The description of the modulo approach used is imprecise. How is the hash space divided into s equal ‘bands’ (undefined term), precisely? Also, I suppose this somewhat different from the modulo approach proposed by Broder, and clarified in Mash screen’s blog post, but how so?

...

The concept of ‘hash subset retention’ is not well defined. I suppose it is the set of hashes that result from a MinHash computation.

back to this paper --

I think I would target this paper for people like Brad and Rayan - researchers who want to understand the underpinnings of what we have implemented with sourmash, why it works / with what bounds, and what the actual computer science points are.

happy to adjust, but that's the perspective I was coming from!

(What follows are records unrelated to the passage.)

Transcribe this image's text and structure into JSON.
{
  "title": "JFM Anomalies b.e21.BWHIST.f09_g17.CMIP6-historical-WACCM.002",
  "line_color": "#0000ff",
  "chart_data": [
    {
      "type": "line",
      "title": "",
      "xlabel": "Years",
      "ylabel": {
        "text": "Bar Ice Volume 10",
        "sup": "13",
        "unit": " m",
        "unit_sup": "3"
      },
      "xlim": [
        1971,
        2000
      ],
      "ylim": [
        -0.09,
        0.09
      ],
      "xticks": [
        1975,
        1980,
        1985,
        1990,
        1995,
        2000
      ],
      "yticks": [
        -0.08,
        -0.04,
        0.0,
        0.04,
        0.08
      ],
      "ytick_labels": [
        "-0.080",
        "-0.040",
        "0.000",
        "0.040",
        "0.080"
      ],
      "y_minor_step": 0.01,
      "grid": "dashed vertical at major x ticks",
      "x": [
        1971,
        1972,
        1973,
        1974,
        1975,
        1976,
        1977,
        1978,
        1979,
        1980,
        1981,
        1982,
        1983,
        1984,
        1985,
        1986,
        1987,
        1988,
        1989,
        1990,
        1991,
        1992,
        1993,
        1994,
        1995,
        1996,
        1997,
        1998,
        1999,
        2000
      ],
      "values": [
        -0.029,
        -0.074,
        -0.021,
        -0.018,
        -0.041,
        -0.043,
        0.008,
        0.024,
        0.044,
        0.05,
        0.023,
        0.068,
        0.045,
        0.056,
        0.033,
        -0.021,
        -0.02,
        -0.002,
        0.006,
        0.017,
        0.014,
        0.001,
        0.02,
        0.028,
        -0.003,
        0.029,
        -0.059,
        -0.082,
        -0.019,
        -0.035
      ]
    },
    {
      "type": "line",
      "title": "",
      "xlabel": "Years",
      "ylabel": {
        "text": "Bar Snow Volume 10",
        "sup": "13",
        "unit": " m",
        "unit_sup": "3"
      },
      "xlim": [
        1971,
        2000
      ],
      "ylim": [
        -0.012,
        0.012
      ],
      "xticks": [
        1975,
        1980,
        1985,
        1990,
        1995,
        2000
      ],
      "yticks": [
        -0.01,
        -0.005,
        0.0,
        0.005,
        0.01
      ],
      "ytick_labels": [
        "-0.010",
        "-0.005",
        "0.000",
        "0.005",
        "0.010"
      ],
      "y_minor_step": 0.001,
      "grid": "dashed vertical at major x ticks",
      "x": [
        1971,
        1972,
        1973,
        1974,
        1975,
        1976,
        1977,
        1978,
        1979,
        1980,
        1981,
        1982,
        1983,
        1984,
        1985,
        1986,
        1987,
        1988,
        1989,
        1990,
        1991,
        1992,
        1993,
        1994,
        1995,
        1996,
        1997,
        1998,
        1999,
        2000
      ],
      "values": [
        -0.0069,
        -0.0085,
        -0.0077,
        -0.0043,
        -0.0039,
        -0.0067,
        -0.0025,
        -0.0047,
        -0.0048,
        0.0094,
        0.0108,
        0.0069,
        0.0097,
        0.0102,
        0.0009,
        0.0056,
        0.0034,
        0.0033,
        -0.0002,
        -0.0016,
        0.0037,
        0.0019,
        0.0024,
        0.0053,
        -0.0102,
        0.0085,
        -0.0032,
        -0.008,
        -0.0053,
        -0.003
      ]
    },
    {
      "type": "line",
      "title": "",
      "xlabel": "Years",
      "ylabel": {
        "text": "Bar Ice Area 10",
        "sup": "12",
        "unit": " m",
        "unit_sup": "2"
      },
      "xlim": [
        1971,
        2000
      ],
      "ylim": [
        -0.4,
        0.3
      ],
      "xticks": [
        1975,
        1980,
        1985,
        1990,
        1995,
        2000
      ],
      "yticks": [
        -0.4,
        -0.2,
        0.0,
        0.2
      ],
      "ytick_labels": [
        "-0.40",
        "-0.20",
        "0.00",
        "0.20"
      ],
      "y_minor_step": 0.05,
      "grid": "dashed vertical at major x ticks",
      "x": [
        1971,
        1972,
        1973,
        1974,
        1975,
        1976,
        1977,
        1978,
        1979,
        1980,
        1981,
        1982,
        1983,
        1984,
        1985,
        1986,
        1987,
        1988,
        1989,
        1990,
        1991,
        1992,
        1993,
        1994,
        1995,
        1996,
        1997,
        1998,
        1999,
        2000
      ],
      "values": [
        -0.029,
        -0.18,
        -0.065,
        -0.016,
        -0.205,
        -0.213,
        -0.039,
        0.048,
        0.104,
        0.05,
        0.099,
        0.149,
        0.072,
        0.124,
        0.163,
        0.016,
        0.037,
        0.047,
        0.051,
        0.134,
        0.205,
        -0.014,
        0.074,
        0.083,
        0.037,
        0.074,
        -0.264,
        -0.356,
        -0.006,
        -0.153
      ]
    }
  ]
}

specific responses to taylor's comments above -

Lastly, I think that while there are enough references to sourmash and its capabilities, we don't reference specific commands enough (e.g., gather), so that obfuscates how to actually use the thing from a user.

I think this will be fixed by providing the commands in the Methods, although we can and should add notes like "implemented as sourmash prefetch" or whatnot in the results section.

But without these things, the audience of the paper does not overlap with the intended users of the tools very much, which is a bit of a missed opportunity to put this tool into the hands of people who could use it most.

I think that's an ok tradeoff, given we have the F1000 research paper (which we can update, or publish something new), the tutorials, many blog posts, and a large-ish user base already.